Saturday, April 23, 2016

#21 - Deep One Hybrids & Y'golonac

Deep One Hybrids

When a Deep One and human mate—as is the Deep Ones' way—the child is born human. It is not until puberty that they begin the change into a Deep One. This transformation takes years, or even decades, so during this time they are referred to as "hybrids".

In the RPG...

Deep One Hybrids are another staple of the Call of Cthulhu beastiary, most likely because the majority can still pass as human, so can fit into any number of scenarios... though usually ones set in seaside locales. Their stats are also well within human range, which is another reason they are so "versatile". As mentioned above, change begins with puberty. According to the Malleus Monstrorum, the transformation will complete—officially becoming a Deep One—somewhere between the ages of 20-40. It is also stated that 10% never fully make the change, and 10% of those never change at all, though they still carry the genes, which will be passed on to any children. As a side-note, the Malleus and 7e rulebook list several of the stats slightly different for the hybrids. Whereas the Malleus gives them the same stats as an investigator, the rulebook gives them a smaller range of STR, CON, and DEX, yet a bigger range of SIZ—starting from as small as 15 (which is smaller than an average dog). I get that they might be stronger and have a better constitution, but I don't understand why they would be more dextrous, and definitely don't understand why they would be smaller.

In a video game...

Deep One hybrids were the primary antagonists of the video game Call of Cthulhu: Dark Corners of the Earth—at least in the first half of the game. They're perfect for the role because while appearing as just ugly or deformed humans, they're generally aware of their heritage and will do what is necessary to keep that secret secret.

In a film...

Because The Shadow over Innsmouth is one of Lovecraft's most popular stories, it has therefore become one of his most adapted ones, so Deep One Hybrids have already graced the screen many times. Regardless, they are such a versatile villain that I'm sure there are many untold stories waiting to be made.
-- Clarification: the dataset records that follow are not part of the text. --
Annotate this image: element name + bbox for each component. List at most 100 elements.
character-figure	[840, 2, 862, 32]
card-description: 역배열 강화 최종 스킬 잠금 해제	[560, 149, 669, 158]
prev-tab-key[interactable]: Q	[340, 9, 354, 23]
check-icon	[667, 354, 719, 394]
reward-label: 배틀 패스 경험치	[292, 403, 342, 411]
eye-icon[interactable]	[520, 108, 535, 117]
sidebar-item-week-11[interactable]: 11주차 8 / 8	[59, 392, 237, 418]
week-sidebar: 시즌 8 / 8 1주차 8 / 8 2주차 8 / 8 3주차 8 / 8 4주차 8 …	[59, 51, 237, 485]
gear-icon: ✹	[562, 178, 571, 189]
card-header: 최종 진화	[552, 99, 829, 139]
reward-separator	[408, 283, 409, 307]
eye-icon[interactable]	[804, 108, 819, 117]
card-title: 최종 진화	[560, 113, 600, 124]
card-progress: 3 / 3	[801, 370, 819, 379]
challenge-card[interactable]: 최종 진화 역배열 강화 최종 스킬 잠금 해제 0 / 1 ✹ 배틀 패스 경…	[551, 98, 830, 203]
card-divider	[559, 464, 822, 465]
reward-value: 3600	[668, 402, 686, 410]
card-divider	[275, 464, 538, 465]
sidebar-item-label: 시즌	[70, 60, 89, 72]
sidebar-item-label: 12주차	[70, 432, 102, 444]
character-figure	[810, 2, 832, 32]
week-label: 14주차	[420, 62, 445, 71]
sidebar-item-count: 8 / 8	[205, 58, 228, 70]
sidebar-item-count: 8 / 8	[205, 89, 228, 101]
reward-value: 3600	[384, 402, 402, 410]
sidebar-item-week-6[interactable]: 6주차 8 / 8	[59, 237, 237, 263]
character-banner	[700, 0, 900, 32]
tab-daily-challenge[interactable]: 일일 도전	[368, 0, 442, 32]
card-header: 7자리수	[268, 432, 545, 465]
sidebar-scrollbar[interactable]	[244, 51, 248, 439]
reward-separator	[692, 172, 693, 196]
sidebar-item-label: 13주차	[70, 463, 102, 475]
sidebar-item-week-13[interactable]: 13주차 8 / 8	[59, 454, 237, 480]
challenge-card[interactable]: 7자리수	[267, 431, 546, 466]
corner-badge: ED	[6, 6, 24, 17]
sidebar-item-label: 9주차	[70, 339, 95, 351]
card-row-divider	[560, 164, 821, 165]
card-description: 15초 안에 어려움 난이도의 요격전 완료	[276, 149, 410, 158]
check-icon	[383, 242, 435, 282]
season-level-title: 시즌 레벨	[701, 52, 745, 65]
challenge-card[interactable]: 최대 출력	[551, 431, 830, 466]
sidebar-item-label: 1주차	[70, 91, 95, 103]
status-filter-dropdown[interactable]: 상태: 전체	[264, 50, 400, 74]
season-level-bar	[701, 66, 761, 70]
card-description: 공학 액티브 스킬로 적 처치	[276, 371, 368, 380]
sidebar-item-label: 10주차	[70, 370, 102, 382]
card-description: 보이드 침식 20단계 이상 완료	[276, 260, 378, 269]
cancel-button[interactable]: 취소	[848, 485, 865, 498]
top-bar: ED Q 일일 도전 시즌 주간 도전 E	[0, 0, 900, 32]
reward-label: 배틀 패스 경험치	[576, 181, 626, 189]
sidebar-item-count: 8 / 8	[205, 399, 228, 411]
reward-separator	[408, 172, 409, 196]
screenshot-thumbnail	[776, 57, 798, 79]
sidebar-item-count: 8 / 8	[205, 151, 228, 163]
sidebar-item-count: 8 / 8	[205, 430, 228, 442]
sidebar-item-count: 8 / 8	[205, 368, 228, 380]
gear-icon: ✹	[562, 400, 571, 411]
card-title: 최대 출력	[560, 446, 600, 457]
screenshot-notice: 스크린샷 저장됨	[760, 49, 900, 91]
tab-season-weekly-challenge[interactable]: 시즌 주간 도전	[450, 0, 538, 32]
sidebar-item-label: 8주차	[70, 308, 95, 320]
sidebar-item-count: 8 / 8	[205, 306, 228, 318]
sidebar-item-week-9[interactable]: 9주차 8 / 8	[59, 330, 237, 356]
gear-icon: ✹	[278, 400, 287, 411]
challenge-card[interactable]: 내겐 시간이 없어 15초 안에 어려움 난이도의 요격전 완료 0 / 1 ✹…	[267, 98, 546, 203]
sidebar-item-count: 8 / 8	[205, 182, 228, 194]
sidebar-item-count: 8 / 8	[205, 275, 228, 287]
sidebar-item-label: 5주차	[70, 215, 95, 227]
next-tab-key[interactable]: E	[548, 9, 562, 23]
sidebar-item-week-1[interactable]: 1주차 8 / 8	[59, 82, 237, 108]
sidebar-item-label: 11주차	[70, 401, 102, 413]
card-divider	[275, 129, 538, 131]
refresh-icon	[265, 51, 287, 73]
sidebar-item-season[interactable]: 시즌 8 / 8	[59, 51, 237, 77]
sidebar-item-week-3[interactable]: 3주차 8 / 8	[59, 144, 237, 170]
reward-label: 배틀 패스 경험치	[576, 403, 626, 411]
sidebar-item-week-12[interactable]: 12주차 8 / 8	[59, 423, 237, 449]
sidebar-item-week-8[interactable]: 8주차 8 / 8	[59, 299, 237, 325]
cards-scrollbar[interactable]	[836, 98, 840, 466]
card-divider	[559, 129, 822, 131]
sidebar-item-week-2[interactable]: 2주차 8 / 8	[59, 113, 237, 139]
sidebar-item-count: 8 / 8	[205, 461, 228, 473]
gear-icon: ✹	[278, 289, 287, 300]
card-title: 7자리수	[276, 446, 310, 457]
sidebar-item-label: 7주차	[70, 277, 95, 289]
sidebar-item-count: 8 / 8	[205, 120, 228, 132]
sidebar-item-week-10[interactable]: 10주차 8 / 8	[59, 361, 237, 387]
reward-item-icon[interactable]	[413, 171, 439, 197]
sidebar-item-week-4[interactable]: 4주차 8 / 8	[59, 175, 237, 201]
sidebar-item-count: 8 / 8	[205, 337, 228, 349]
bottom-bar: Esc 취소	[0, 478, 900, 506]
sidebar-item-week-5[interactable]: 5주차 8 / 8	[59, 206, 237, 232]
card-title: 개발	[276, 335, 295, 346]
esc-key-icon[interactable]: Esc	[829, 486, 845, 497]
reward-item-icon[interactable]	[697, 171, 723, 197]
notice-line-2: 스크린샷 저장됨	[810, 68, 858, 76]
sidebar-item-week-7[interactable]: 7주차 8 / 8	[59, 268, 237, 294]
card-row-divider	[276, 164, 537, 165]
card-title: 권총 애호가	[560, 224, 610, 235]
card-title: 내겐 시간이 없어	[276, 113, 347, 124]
An obese, headless figure with mouths in its palms, that dwells behind a great wall with its "children". 

In the RPG...

Y'golonac has the ability to possess humans. The victim must make a POW roll every round to fight off the possession, but if lost, will lose 10 INT and 10 POW each round until they reach zero and become his avatar. He will only leave the host body if his hit-points reach 0, which would actually not as difficult as the other deities up to this point as Y'golonac has no armour and no unusual immunities. His 75 hit-points would be the only obstacle, though could be overcome by 2 lucky sticks of dynamite. Being attacked by Y'golonac isn't quite as scary as the other deities either. Hand-to-hand he will only average 7 damage, or alternatively, a bite from one of his hands will do 2 damage and drain 5 INT and 5 POW—though none of which are recoverable.

In a video game...

Considering the fact that—though still a challenge—Y'golonac is defeatable, and combined with the Servants of Y'golonac I've discussed previously, I think he would make a great boss in a video game.

In a film...

I've already said that the Servants of Y'golonac have the potential to be terrifying in a film, so if you added Y'golonac into that same scenario, I think you would have a great horror movie on your hands. I've actually read Ramsey Campbell's Cold Print—from which Y'golonac was lifted—but to be honest, I didn't enjoy it that much, so if a film were to be made, I'd prefer if it was an original story.